Dissertation. Die DDR-(N)ostalgie der Ostdeutschen ist immer wieder Gegenstand des öffentlich-medialen und wissenschaftlichen Diskurses. Katja Neller leistet durch Analysen des Niveaus, der Determinanten, der Entwicklung und der politischen Korrelate dieses Phänomens einen empirisch fundierten Beitrag zu der bisher stark normativ geprägten Debatte. Insgesamt betrachtet lässt sich für den Zeitraum 1990 bis 2004 ein hohes Maß an positiven Retrospektivbewertungen der DDR durch die Ostdeutschen nachweisen.
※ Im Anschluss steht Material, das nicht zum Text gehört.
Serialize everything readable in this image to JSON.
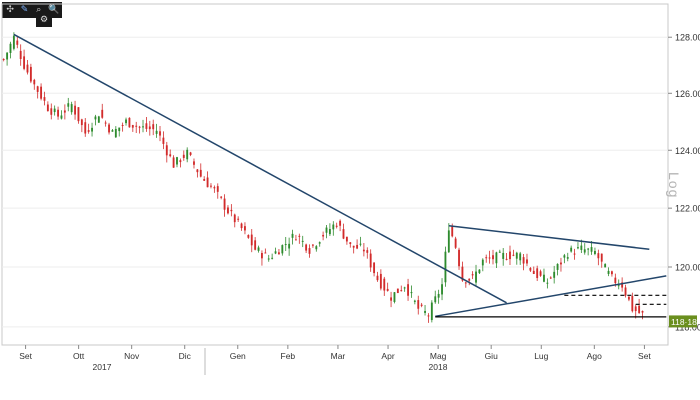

Das Niveau von DDR-Nostalgie differiert allerdings in Bezug auf die jeweils betrachtete Dimension der positiven Orientierungen der neuen Bundesbürger gegenüber der ehemaligen DDR. Die Analyse der politischen Konnotationen zeigt, dass in der zeitlichen Perspektive keine generelle Depolitisierung der positiven Orientierungen der Ostdeutschen gegenüber der ehemaligen DDR ermittelt werden kann.
Rezensionsnotiz zu
Frankfurter Allgemeine Zeitung, 22.02.2008
Vorsichtig schaut sich Jochen Staadt die von Katja Neller zusammengestellten und ausgewerteten statistischen Erhebungen an: der ostalgische Fundamentalismus flößt ihm durchaus Angst ein. Für Staadt weisen Nellers "soziologische Schaubilder" und Befunde hin auf "ernste Gesinnungsdefizite" im Osten. Wie gut, meint er, dass es da noch die stark demokratisch orientierte "Go-West-Population" der 1,2 Millionen ehemaligen Ostdeutschlandbewohner gibt. Die kommt in Nellers Studie und damit in den Umfragewerten nämlich nicht vor.